Augustin-Jean Fresnel, François Arago optics |
Wave optics
Sound waves vibrate longitudinally, that is, along the direction they travel. Thomas Young proposed that light waves were mainly longitudinal. But Augustin-Jean Fresnel worked with François Arago to establish the laws of interference between rays of polarized light, and realized, in order to explain polarization, that light waves were entirely transverse.
Fresnel lens
Fresnel took the idea of making a lighter lens with sections separated by stepwise discontinuities from Georges-Louis Leclerc, Comte de Buffon, or Nicolas de Caritat, marquis de Condorcet.

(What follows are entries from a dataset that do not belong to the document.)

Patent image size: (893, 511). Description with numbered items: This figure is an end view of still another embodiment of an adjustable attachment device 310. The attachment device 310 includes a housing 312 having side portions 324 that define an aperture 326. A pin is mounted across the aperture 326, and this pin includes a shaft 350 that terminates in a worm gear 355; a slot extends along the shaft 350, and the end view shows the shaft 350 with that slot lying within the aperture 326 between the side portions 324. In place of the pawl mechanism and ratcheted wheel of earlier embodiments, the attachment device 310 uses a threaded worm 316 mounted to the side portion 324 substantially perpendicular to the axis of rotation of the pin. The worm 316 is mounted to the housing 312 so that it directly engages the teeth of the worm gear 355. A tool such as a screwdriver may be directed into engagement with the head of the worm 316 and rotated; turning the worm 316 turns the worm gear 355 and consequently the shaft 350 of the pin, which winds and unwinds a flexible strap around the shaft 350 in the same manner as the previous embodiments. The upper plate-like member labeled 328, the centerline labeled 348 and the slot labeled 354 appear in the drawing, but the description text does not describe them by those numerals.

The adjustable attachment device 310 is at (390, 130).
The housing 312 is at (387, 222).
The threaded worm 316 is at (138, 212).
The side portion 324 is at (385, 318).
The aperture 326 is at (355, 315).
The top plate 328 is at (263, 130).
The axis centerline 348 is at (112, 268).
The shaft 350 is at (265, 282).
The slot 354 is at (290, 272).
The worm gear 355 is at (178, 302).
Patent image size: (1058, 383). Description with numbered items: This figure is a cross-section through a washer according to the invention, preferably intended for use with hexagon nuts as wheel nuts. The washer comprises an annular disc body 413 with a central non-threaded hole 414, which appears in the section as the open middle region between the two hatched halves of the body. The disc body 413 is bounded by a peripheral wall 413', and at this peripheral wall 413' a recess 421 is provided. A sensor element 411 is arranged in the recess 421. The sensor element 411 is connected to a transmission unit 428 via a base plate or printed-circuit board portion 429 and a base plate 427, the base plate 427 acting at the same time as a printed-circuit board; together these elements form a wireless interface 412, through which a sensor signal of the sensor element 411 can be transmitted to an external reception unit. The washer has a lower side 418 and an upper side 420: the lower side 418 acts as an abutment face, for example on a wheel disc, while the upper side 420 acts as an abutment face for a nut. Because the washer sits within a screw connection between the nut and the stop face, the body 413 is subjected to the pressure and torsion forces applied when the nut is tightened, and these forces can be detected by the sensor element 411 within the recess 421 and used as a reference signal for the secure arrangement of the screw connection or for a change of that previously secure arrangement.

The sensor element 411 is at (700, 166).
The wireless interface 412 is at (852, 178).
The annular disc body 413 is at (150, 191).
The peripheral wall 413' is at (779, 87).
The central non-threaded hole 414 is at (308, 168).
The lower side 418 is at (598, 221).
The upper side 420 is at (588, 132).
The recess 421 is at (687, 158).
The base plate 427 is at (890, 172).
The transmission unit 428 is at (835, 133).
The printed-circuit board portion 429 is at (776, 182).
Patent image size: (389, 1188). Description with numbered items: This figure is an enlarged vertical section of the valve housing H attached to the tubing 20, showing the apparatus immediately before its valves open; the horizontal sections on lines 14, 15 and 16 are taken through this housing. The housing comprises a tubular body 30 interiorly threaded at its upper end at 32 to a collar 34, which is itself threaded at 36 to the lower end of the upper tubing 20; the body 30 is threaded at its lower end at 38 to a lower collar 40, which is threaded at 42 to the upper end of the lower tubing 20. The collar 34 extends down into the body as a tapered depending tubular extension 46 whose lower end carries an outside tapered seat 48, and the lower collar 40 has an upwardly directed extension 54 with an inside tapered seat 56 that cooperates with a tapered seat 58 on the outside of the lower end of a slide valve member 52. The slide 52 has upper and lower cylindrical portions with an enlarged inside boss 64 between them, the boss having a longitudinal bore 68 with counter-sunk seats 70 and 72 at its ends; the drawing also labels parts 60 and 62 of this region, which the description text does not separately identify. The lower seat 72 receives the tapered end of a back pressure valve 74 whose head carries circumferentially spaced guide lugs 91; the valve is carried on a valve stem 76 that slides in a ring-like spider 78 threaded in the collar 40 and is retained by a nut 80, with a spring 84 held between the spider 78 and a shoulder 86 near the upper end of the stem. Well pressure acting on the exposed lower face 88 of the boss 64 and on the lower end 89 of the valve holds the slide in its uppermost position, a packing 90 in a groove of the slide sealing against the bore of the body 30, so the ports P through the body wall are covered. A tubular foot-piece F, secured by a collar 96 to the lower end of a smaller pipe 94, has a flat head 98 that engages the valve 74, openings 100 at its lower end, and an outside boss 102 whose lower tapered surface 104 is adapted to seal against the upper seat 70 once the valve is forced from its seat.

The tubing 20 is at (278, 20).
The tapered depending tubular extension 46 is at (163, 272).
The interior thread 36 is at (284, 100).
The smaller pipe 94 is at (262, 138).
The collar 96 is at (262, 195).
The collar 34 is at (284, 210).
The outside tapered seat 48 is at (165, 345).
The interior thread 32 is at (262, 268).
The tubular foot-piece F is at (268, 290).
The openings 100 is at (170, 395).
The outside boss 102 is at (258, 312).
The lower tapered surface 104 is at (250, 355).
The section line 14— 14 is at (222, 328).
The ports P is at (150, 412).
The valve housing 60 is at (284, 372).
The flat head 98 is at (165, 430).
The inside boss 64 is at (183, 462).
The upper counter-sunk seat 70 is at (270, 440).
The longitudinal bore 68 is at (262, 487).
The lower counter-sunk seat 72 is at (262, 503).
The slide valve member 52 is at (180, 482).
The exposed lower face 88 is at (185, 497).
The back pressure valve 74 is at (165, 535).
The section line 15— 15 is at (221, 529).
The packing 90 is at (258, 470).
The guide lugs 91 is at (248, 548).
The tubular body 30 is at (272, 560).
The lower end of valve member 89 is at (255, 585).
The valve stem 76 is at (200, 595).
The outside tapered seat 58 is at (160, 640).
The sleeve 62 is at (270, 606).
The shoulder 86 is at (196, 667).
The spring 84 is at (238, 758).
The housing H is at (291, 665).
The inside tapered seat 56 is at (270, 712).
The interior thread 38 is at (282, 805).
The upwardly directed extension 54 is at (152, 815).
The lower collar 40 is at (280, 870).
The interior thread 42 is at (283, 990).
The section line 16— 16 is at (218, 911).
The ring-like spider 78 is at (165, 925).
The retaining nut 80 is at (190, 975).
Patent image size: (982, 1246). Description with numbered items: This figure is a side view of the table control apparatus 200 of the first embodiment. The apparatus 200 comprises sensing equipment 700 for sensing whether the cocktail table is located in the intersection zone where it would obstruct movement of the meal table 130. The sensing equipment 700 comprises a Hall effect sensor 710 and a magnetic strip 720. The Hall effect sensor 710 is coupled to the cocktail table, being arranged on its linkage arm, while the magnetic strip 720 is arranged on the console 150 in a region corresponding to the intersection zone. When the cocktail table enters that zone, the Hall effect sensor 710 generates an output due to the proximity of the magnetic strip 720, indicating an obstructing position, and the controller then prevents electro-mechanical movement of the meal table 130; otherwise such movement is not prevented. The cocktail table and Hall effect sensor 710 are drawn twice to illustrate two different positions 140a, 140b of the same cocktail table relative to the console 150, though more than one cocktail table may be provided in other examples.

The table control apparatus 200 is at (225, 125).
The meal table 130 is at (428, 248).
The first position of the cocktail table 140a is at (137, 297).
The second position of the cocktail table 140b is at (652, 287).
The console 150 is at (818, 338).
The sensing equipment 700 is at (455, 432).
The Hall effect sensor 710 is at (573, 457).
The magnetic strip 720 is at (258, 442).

As commissioner of lighthouses in France he designed a series of different-size lenses and was the first to build these large-aperture and short-focal-length lenses for lighthouses.
The principles
The basic principles survive and are reapplied in unanticipated contexts. Augustin-Jean Fresnel created an object of beauty for which each lens facet, each mount, each screw was made by hand to amaze for hundreds of years.
These laws about light waves were not obvious; Fresnel and Arago were brilliant experimenters and made clever prisms and filters to superimpose parallel and orthogonally polarized rays of light. Fresnel is also famous for a prism, the Fresnel rhomb, that converts linearly polarized light to circularly polarized light.